2012 Toyota Camry: First Drive Page 2

August 23, 2011

The improvement you'll notice in person—especially compared to the more cockpit-like layouts among mid-size sedans, like the Kia Optima, is how airy the Camry feels from the front seats. Toyota redesigned everything to increase interior space and the perception of roominess; roof pillars are reshaped in a way that will appear thinner from the inside and door-trim panels have been reshaped for more front kneeroom. Front seats have also been redesigned to get more rear knee and legroom, and the back of the center console was reshaped.

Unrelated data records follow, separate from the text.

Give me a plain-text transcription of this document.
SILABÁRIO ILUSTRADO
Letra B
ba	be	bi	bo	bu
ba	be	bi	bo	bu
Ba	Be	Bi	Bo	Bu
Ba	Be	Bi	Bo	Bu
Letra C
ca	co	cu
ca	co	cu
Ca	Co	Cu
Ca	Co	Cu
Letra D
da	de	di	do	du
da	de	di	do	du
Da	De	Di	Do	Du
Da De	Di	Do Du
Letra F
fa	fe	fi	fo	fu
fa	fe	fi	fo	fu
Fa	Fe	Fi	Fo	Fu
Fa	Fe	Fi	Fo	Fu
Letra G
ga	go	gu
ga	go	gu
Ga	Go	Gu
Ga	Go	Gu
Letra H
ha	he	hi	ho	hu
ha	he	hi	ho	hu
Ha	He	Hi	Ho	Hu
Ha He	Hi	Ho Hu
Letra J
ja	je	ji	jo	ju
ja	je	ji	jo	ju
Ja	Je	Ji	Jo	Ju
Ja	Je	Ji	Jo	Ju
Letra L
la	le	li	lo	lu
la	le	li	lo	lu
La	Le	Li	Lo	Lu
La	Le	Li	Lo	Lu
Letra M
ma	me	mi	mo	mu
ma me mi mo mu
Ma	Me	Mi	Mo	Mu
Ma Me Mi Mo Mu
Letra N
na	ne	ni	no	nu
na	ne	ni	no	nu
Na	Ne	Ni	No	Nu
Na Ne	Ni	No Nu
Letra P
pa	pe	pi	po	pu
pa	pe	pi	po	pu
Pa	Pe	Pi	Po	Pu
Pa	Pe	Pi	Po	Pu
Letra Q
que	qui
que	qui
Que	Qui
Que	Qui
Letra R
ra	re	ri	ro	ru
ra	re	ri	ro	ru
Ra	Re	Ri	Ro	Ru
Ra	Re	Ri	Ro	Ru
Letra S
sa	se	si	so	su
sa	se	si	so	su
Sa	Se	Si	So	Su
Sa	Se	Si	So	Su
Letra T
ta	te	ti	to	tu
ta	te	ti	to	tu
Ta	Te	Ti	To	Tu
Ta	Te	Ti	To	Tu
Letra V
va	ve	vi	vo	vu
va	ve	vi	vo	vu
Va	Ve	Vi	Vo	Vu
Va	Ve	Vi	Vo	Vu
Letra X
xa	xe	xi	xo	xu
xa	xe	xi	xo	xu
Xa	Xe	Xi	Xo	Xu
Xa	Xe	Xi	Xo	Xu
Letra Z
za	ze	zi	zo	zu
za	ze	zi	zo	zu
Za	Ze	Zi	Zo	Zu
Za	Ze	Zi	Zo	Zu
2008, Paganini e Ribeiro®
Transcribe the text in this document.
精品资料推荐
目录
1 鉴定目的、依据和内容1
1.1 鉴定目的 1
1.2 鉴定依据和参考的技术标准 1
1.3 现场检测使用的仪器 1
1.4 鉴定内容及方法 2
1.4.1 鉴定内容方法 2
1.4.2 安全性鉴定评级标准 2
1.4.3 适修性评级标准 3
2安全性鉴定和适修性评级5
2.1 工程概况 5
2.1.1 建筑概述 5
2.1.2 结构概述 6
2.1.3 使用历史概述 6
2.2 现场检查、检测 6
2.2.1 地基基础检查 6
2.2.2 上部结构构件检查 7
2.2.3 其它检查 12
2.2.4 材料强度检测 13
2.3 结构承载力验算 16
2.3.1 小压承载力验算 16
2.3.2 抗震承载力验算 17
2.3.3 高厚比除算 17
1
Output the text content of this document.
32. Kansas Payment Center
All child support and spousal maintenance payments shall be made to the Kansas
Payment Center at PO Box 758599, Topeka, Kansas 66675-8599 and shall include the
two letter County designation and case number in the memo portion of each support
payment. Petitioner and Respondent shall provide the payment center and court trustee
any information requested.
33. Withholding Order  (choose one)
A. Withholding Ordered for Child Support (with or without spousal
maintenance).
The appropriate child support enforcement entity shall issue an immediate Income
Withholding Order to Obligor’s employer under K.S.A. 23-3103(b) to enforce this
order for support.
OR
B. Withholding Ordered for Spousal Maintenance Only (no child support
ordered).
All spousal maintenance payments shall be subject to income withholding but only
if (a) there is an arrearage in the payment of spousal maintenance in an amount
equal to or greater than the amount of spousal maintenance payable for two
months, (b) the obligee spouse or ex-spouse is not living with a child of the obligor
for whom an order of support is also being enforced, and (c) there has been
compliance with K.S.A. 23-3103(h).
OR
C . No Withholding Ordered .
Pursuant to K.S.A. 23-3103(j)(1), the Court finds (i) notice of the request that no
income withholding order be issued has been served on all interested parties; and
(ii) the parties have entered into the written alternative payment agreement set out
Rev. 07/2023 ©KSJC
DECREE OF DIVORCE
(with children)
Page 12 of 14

Toyota emphasizes that early everything—every piece of sheetmetal, every element of the Camry's underbody structure, the suspension, and all the interior components—is different in the 2012. The only things that carry over are powertrain-related. Instead of trying to make the new car radically different, Toyota essentially took a look at the existing car and asked how it could redesign nearly every component to make a better end result for core values like comfort and safety.

Ride quality perhaps best in class

From behind the wheel, we can't say that the Camry driving experience has changed all that much, but the new 2012 model does respond a little more crisply and have a more refined feel overall. Toyota aimed to preserve the Camry's very absorbent, isolated ride while improving handling—especially straight-line stability and steering response. Toyota has redone the suspension geometry in back for better stability and agility—especially resulting in less lift/dive during hard braking—and the combination of inversely wound coil springs in front plus a new electric power steering system are said to improve steering feel and response.

It shouldn't come as much of a surprise that the 2012 Camry, like the 2011 model, still doesn't feel like a performance car in the way it handles. Push the Camry hard into a corner and, yep, there's still a fair amount of body lean, as well as lots of roll; what has changed is that it deals with recoveries and transitions a bit better; combined with a reconfigured electric power steering system the net effect is that it's a bit more nimble—particularly in four-cylinder form. In general, we liked the base model's lighter front end and more balanced feel. And if you want to maximize the improvements, sporty SE models get stuffer springs, rebound springs, solid stabilizer bars, and exclusive steering knuckles and lower arms.

SE models also also get sport seats, 17-inch (four-cylinder) or 18-inch (V-6) alloy wheels, a special three-spoke leather-trimmed steering wheel and, perhaps most importantly, a Sport mode with downshift rev-matching for the transmission, along with steering-wheel paddle shifters.